Warum Leben in Schmerz wird dich schließlich töten

Es gibt schockierende Statistiken über die Anzahl von Amerikanern, die an chronischen Schmerzen leiden, in tausenden von Jahren hat die Wissenschaft keinen wirklich guten Weg gefunden, chronische Schmerzen zu behandeln. Migräne, Fibromyalgie , rheumatoide Arthritis, Rückenschmerzen, Sinusitis und andere Erkrankungen sind Haupttäter, die (nach den meisten Studien) etwa einen von drei Erwachsenen betreffen.

Schmerz ist der Hauptgrund, warum Menschen krank zur Arbeit rufen, doch viele Ärzte sind entweder zurückhaltend oder unzureichend ausgebildet, um sie zu behandeln. Was Sie vielleicht nicht wissen, ist, dass ein Leben voller Schmerz Ihre Lebensspanne um Jahre verkürzt.

Der Pfad im Gehirn, der Schmerzen registriert, hat eine Kaskadenwirkung, die mehrere Neurotransmitter und Hormone auslöst. Dieser Weg ist komplex, was einer der Gründe dafür ist, dass Experten den Schlüssel zur Behandlung chronischer Schmerzen nicht gefunden haben. Eines der wichtigsten Hormone in diesem Prozess ist Cortisol, Sie können es als das Stresshormon oder das "Kampf oder Flucht" Hormon kennen.

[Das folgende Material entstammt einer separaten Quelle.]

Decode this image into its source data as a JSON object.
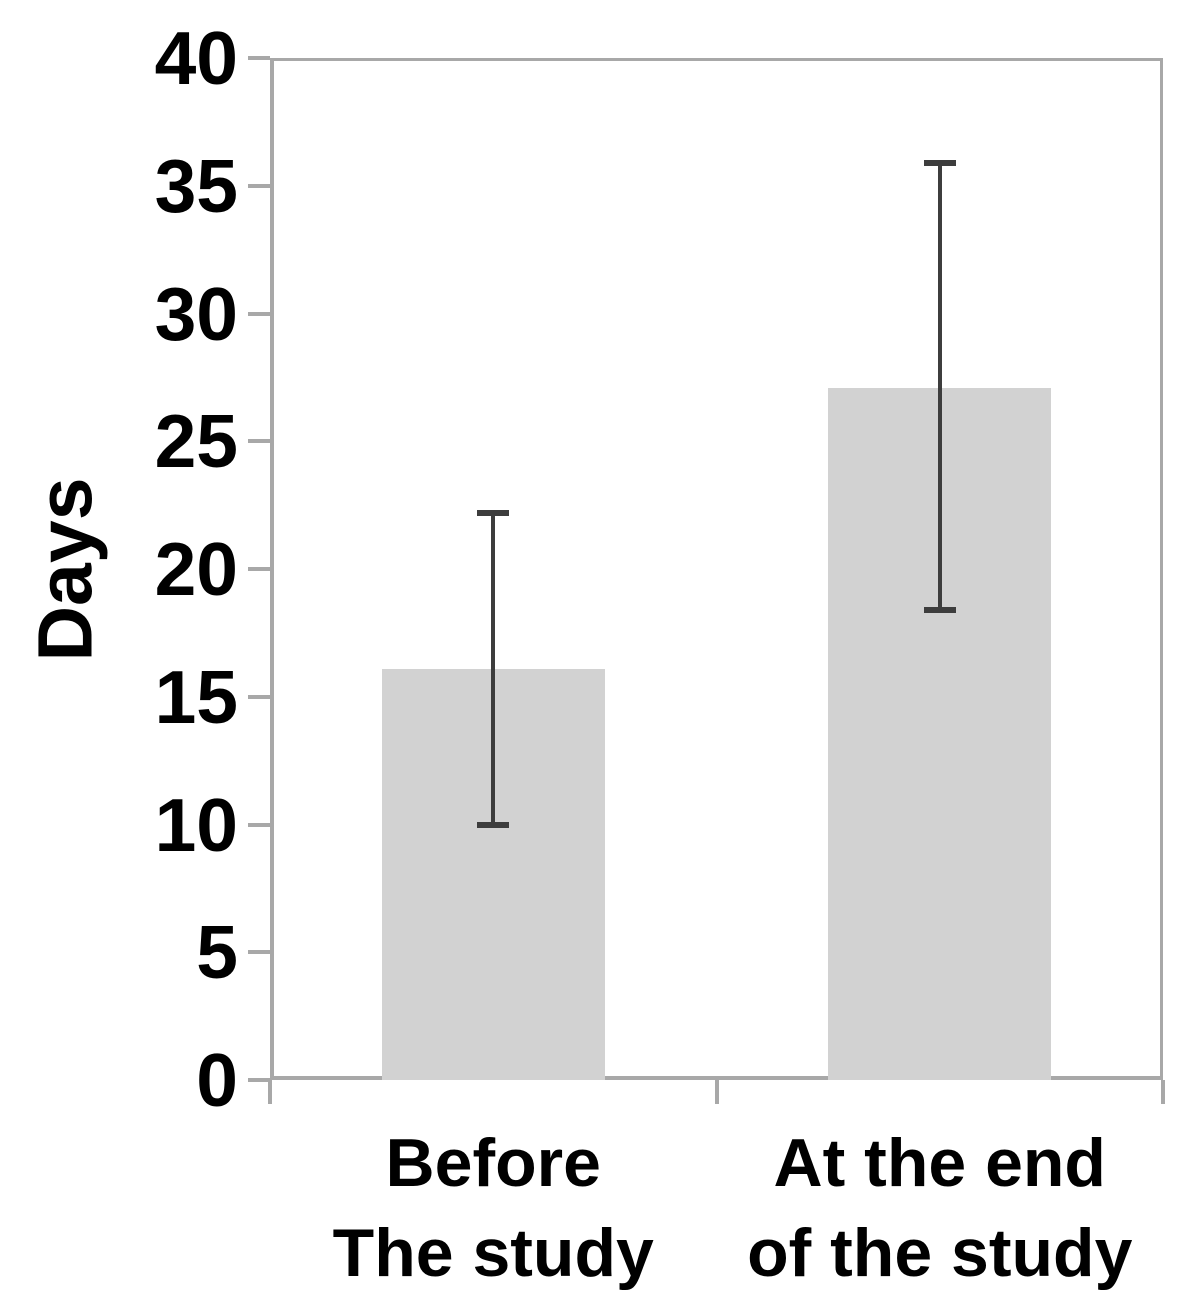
{
  "chart_data": {
    "type": "bar",
    "title": "",
    "xlabel": "",
    "ylabel": "Days",
    "ylim": [
      0,
      40
    ],
    "yticks": [
      0,
      5,
      10,
      15,
      20,
      25,
      30,
      35,
      40
    ],
    "grid": false,
    "legend": false,
    "categories": [
      {
        "lines": [
          "Before",
          "The study"
        ]
      },
      {
        "lines": [
          "At the end",
          "of the study"
        ]
      }
    ],
    "series": [
      {
        "name": "Days",
        "values": [
          16.1,
          27.1
        ],
        "error_low": [
          10.0,
          18.4
        ],
        "error_high": [
          22.2,
          35.9
        ]
      }
    ],
    "colors": {
      "bar_fill": "#d2d2d2",
      "error_bar": "#3d3d3d",
      "axis": "#a8a8a8",
      "text": "#000000",
      "background": "#ffffff"
    }
  }
}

Sobald Cortisol freigesetzt wird, treten viele Veränderungen in unserem Körper auf; unser Herz schlägt schneller, unser Blutdruck steigt, viele innere Organe werden langsamer, wenn Blut in die Skelettmuskulatur geleitet wird, unsere Pupillen weiten sich aus, sogar unser Immunsystem wird unterdrückt. Wenn Cortisol in seltenen Ausbrüchen freigesetzt wird, wirkt es sozusagen als Konservierungsmittel (es gibt uns das, was wir brauchen, um wegzulaufen oder uns zu wehren). Wenn es über lange Zeiträume hinweg freigesetzt wird, kann es gesundheitsschädliche Auswirkungen haben Bluthochdruck, sogar eine verminderte Fähigkeit zu heilen.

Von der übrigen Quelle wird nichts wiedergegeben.